The research protocol was submitted to the Ethics Research Committee of the CHU de Québec. The committee discussed the project in closed session on March 31, 2014. After evaluation and discussion, the committee noted that the research did not meet the definition of research involving human participants, according to the 2nd edition of Tri-Council Policy Statement: Ethical Conduct for Research Involving Humans (TCPS2 Article 2.1), given that the survey focuses on information that respondents are allowed to communicate as employees (the information relates to their work and does not target them personally). The Committee declared that the proposed project does not fall under the competency of the Committee. The McMaster University Research Ethic Board agreed with this decision.

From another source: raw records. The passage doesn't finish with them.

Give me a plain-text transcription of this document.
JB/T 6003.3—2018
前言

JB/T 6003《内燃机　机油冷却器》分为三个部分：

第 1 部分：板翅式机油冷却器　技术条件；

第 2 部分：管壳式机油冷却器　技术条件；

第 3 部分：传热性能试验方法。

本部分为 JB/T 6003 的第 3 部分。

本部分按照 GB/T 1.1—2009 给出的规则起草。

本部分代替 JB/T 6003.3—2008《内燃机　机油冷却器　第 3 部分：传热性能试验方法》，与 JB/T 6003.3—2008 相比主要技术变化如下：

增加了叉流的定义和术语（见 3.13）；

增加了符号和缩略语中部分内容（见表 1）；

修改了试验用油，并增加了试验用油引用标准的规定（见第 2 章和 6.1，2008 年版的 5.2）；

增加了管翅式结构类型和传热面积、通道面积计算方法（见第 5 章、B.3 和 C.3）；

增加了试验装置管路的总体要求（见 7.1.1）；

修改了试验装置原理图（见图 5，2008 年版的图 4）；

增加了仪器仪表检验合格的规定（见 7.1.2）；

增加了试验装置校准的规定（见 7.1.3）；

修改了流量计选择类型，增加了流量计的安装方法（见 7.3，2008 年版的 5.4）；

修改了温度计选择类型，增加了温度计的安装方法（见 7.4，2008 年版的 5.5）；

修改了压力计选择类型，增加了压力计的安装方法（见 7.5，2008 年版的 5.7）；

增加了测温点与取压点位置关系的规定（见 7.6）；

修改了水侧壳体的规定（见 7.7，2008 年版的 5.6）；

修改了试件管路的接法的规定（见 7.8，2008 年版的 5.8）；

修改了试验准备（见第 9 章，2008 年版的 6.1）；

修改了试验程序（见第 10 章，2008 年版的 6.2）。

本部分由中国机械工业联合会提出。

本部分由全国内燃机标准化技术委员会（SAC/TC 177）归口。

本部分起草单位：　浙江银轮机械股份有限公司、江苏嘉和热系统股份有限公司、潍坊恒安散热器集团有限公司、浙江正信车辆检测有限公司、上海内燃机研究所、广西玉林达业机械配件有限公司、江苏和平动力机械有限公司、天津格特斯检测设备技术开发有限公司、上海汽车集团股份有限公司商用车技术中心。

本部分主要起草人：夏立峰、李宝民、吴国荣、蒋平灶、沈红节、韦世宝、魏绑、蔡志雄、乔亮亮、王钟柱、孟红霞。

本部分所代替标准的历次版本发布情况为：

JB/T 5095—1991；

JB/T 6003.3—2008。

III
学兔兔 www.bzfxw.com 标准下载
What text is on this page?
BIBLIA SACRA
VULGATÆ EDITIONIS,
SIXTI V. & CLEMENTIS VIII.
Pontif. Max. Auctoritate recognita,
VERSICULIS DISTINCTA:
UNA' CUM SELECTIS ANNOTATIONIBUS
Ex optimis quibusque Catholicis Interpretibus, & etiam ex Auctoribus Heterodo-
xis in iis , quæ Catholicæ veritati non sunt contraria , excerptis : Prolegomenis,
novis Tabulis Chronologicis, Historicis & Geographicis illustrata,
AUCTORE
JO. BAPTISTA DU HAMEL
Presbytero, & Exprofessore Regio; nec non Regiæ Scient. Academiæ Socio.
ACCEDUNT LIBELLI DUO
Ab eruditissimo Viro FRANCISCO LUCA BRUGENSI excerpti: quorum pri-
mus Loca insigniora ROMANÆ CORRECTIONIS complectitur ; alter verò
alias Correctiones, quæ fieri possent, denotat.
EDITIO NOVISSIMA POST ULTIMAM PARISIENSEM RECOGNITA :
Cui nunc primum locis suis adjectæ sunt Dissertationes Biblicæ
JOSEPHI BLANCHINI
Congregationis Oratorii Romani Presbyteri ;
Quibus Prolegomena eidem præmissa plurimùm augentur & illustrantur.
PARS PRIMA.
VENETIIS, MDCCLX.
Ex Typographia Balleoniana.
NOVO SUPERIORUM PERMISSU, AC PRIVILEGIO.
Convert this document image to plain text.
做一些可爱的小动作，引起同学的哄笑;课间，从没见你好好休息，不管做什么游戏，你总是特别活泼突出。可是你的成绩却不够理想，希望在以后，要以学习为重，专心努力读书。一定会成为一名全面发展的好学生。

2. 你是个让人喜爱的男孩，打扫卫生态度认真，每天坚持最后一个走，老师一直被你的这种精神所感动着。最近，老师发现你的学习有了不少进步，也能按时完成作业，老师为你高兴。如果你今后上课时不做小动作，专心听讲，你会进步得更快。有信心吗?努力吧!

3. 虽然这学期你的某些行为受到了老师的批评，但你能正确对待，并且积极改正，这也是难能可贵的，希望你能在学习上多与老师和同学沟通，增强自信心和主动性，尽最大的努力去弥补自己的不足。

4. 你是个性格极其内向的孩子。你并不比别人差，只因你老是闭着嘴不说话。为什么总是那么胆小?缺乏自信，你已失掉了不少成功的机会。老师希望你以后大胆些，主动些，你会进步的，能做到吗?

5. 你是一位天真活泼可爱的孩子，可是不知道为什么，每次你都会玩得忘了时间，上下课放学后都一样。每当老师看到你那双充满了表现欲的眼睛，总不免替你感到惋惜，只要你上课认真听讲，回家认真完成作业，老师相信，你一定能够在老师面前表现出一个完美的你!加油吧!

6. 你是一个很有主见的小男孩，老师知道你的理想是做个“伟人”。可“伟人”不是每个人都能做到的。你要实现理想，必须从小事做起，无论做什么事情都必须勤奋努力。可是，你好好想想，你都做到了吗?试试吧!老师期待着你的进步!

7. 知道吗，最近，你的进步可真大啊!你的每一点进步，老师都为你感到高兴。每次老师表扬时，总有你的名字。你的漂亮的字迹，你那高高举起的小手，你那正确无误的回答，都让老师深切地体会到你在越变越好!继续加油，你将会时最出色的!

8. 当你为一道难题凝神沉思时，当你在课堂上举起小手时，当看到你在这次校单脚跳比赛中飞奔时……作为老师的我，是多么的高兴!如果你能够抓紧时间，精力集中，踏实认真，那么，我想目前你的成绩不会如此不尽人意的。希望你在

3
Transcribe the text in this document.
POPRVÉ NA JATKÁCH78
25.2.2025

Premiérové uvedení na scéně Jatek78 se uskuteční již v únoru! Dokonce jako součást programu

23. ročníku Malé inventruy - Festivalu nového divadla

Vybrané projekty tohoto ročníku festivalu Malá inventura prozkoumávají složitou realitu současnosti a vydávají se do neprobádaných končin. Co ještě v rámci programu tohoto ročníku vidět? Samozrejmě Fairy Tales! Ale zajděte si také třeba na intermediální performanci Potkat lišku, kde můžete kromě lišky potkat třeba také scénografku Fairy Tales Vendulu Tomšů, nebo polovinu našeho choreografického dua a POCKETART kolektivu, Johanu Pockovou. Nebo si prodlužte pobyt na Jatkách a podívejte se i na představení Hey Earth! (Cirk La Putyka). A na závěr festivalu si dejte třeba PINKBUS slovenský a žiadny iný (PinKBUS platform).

Participation in this study will be entirely voluntary, and there will be no compensation provided for participation. Key informants will be able to put an end to their participation at any time without negative consequences or prejudice and without having to justify their decision. Proper arrangements will be made to ensure the confidentiality of the information provided by the key informants. The survey does not aim to evaluate the performance of the recruited organisations or to collect any information at the individual level. It will be impossible to identify individual informants or organisations in the publication or presentation of the study findings.
This study will be the first to collect and report large-scale cross-sectional data on the current mix of supports that health system organisations of the two most populous Canadian provinces have in place for evidence-informed decision-making. The study will also provide useful information to researchers on how to collect organisation-level data with reduced risk of self-reporting bias. Finally, the collected organisational data will be used to develop a protocol for a cross-sectional study aimed at examining organisational and individual correlates of research mobilisation by managers (and their advisers) of a random sample of the organisations that will participate to the organisational study described in this protocol.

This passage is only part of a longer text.